Risotto with Mushrooms

Once you have mastered the pattern for making risotto there is really no need at all to consult recipes. However, with my habit of turning over the pages of cookery books, I am always finding other recipes that I think I might try out just in case the slight difference might give a worthwhile variation.  This mushroom risotto was different only in the fact that it cooked the mushrooms first and added them later in the cooking process.


I took 1/4 cup dried porcini mushrooms and soaked them in a little more than a cup of boiling water. They were left to soak while I continued with the remainder of the dish.

I sliced 150g button mushrooms and sauteed them in 30g butter and a little olive oil. When they had browned they were taken off the heat, a little lemon juice was added and some chopped parsley. This was put aside.

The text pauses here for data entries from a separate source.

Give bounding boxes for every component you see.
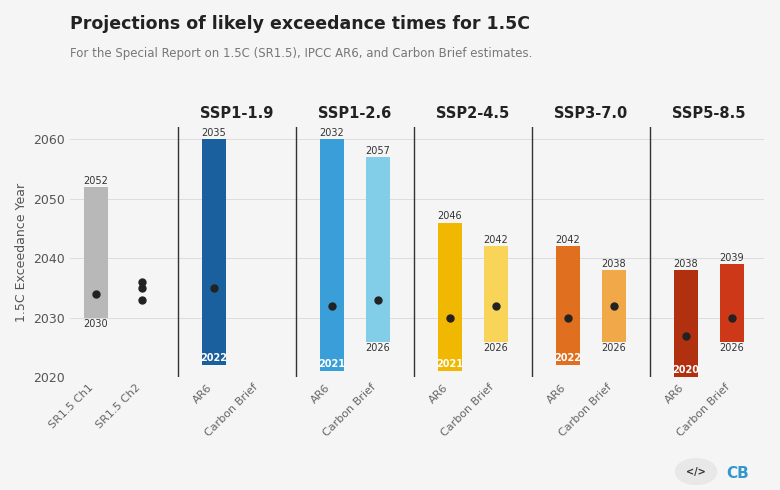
- Bar: [602, 270, 626, 342]
- Text: </>: </>: [686, 466, 706, 477]
- Text: 2038: 2038: [673, 259, 698, 269]
- Bar: [202, 139, 225, 366]
- Text: 2035: 2035: [201, 128, 226, 138]
- Text: 2030: 2030: [83, 319, 108, 329]
- Text: 2021: 2021: [318, 359, 346, 369]
- Text: 2057: 2057: [366, 146, 391, 156]
- Text: 2039: 2039: [720, 253, 744, 263]
- Y-axis label: 1.5C Exceedance Year: 1.5C Exceedance Year: [15, 183, 28, 322]
- Text: SSP1-2.6: SSP1-2.6: [318, 106, 392, 121]
- Bar: [674, 270, 698, 377]
- Text: SSP1-1.9: SSP1-1.9: [200, 106, 274, 121]
- Text: 2042: 2042: [484, 235, 509, 245]
- Text: SSP2-4.5: SSP2-4.5: [436, 106, 509, 121]
- Text: 2021: 2021: [436, 359, 463, 369]
- Circle shape: [675, 459, 717, 485]
- Text: 2052: 2052: [83, 176, 108, 186]
- Text: 2042: 2042: [555, 235, 580, 245]
- Bar: [720, 264, 744, 342]
- Bar: [366, 157, 390, 342]
- Text: 2032: 2032: [319, 128, 344, 138]
- Text: 2022: 2022: [200, 353, 227, 363]
- Text: For the Special Report on 1.5C (SR1.5), IPCC AR6, and Carbon Brief estimates.: For the Special Report on 1.5C (SR1.5), …: [70, 47, 533, 60]
- Bar: [438, 222, 462, 371]
- Text: SSP3-7.0: SSP3-7.0: [555, 106, 627, 121]
- Text: Projections of likely exceedance times for 1.5C: Projections of likely exceedance times f…: [70, 15, 530, 33]
- Text: SSP5-8.5: SSP5-8.5: [672, 106, 746, 121]
- Bar: [555, 246, 580, 366]
- Text: 2046: 2046: [438, 211, 462, 221]
- Text: 2022: 2022: [555, 353, 581, 363]
- Text: 2026: 2026: [601, 343, 626, 353]
- Text: 2026: 2026: [720, 343, 744, 353]
- Text: 2020: 2020: [672, 365, 699, 375]
- Text: 2038: 2038: [601, 259, 626, 269]
- Bar: [320, 139, 344, 371]
- Bar: [484, 246, 508, 342]
- Text: 2026: 2026: [484, 343, 509, 353]
- Bar: [83, 187, 108, 318]
- Text: CB: CB: [726, 466, 749, 481]
- Text: 2026: 2026: [366, 343, 390, 353]
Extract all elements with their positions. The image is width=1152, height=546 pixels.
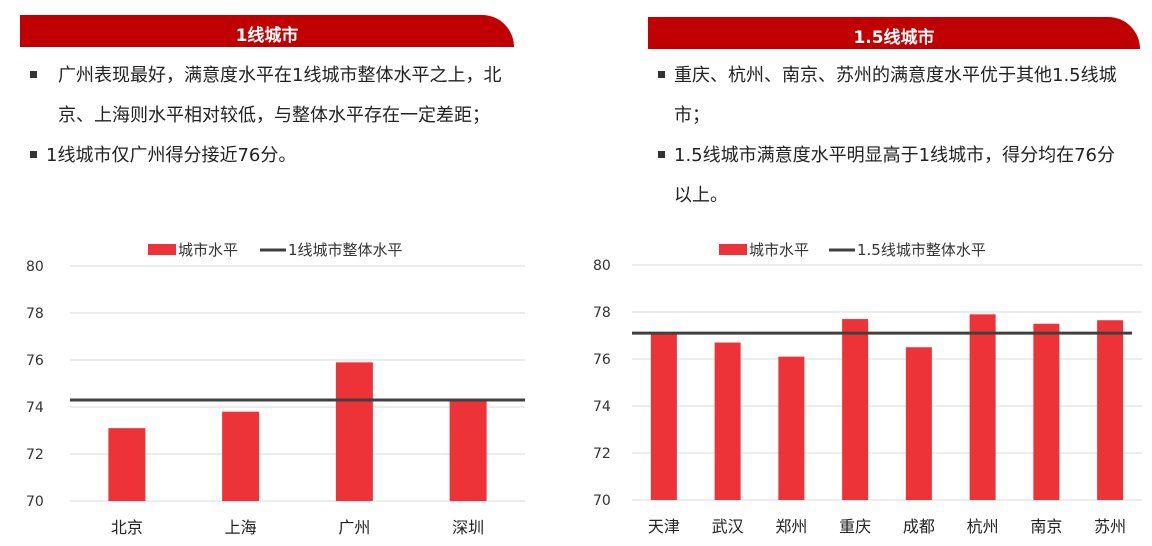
left-chart-legend-line-label: 1线城市整体水平 [288,241,403,259]
right-chart-y-tick-label: 78 [593,305,611,321]
left-chart-y-tick-label: 78 [26,306,44,322]
right-bullet-1-text: 重庆、杭州、南京、苏州的满意度水平优于其他1.5线城市； [674,65,1117,126]
left-chart-bar-1 [108,428,146,501]
bullet-square-icon [658,151,665,158]
right-chart-y-tick-label: 76 [593,352,611,368]
right-chart-category-label: 重庆 [839,517,871,536]
left-bar-chart: 70 72 74 76 78 80 北京 上海 广州 深圳 城市水平 1线城市整体水平 [26,241,525,537]
left-bullet-list: 广州表现最好，满意度水平在1线城市整体水平之上，北京、上海则水平相对较低，与整体… [30,56,510,176]
bullet-square-icon [30,71,37,78]
left-panel: 1线城市 广州表现最好，满意度水平在1线城市整体水平之上，北京、上海则水平相对较… [20,15,525,537]
left-chart-y-tick-label: 76 [26,353,44,369]
right-chart-y-tick-label: 72 [593,446,611,462]
right-chart-legend-bar-label: 城市水平 [749,241,809,259]
left-chart-y-tick-label: 70 [26,494,44,510]
left-header-bar: 1线城市 [20,15,514,47]
right-chart-category-label: 成都 [903,517,935,536]
right-bullet-list: 重庆、杭州、南京、苏州的满意度水平优于其他1.5线城市； 1.5线城市满意度水平… [658,56,1128,216]
right-bullet-2-text: 1.5线城市满意度水平明显高于1线城市，得分均在76分以上。 [674,145,1115,206]
right-chart-legend-line-label: 1.5线城市整体水平 [857,241,986,259]
right-header-bar: 1.5线城市 [648,17,1140,49]
left-chart-legend-bar-label: 城市水平 [178,241,238,259]
left-chart-bar-4 [449,399,487,501]
right-chart-y-tick-label: 80 [593,258,611,274]
right-chart-bar-5 [905,347,932,500]
right-chart-bar-2 [714,342,741,500]
right-bullet-1: 重庆、杭州、南京、苏州的满意度水平优于其他1.5线城市； [658,56,1128,136]
right-chart-y-tick-label: 70 [593,493,611,509]
right-chart-y-tick-label: 74 [593,399,611,415]
right-chart-category-label: 武汉 [712,517,744,536]
left-chart-y-tick-label: 74 [26,400,44,416]
left-chart-category-label: 广州 [338,518,370,537]
right-bullet-2: 1.5线城市满意度水平明显高于1线城市，得分均在76分以上。 [658,136,1128,216]
right-chart-category-label: 郑州 [775,517,807,536]
right-chart-category-label: 杭州 [967,517,999,536]
right-bar-chart: 70 72 74 76 78 80 天津 武汉 郑州 重庆 成都 杭州 南京 苏州 城市水平 1.5线城市整体… [593,241,1142,536]
left-chart-y-tick-label: 72 [26,447,44,463]
left-chart-y-tick-label: 80 [26,259,44,275]
right-chart-bar-6 [969,314,996,500]
right-chart-category-label: 天津 [648,517,680,536]
left-title: 1线城市 [235,26,299,46]
left-bullet-1: 广州表现最好，满意度水平在1线城市整体水平之上，北京、上海则水平相对较低，与整体… [30,56,510,136]
left-bullet-2: 1线城市仅广州得分接近76分。 [30,136,510,176]
left-chart-category-label: 北京 [111,518,143,537]
right-panel: 1.5线城市 重庆、杭州、南京、苏州的满意度水平优于其他1.5线城市； 1.5线… [576,0,1152,546]
left-chart-category-label: 上海 [225,518,257,537]
left-chart-category-label: 深圳 [452,518,484,537]
right-chart-category-label: 南京 [1030,517,1062,536]
right-chart-bar-4 [842,319,869,500]
left-bullet-2-text: 1线城市仅广州得分接近76分。 [46,145,297,166]
right-chart-bar-8 [1097,320,1124,500]
right-chart-bar-1 [650,333,677,500]
right-chart-bar-7 [1033,323,1060,500]
right-chart-category-label: 苏州 [1094,517,1126,536]
bullet-square-icon [30,151,37,158]
left-bullet-1-text: 广州表现最好，满意度水平在1线城市整体水平之上，北京、上海则水平相对较低，与整体… [58,65,502,126]
right-title: 1.5线城市 [853,28,935,48]
left-chart-bar-2 [222,411,260,501]
bullet-square-icon [658,71,665,78]
right-chart-legend-bar-swatch [719,244,747,255]
right-chart-bar-3 [778,356,805,500]
left-chart-legend-bar-swatch [148,244,176,255]
left-chart-bar-3 [335,362,373,501]
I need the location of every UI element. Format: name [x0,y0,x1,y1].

In the same pan that the mushrooms had been cooked I added another 30g butter with some more olive oil. A chopped onion was added and cooked until soft. A cup of arborio rice went in and was stirred around until it was well coated with the oils.


The dried mushrooms were drained and the water saved. The porcini water was added to stock gently simmering on the stove. The mushrooms, both dried and fried, were added to the rice. I also added some oyster mushrooms that were left over from another dish. Once everything was well mixed in the pan 1/3 cup white wine was stirred in until it was absorbed.

Now began the final process of adding a ladle of the simmering stock to the rice. When it was almost absorbed another ladle went in and so on until the rice was done. The heat was turned off and about a tablespoon butter was added and 1/2 cup grated Parmesan cheese stirred in. The risotto was covered and left to stand for a minute or two before serving.

Mushrooms are perfect in risotto. Their rich, rather meaty flavour works so well with the rice.

Taste: 
Ease of cooking: 

There was risotto left over so the following evening it was formed into rissole shapes, dipped in flour, then beaten egg and finally breadcrumbs. It was shallow fried to make tasty, crunchy coated rissoles to have with vegetables.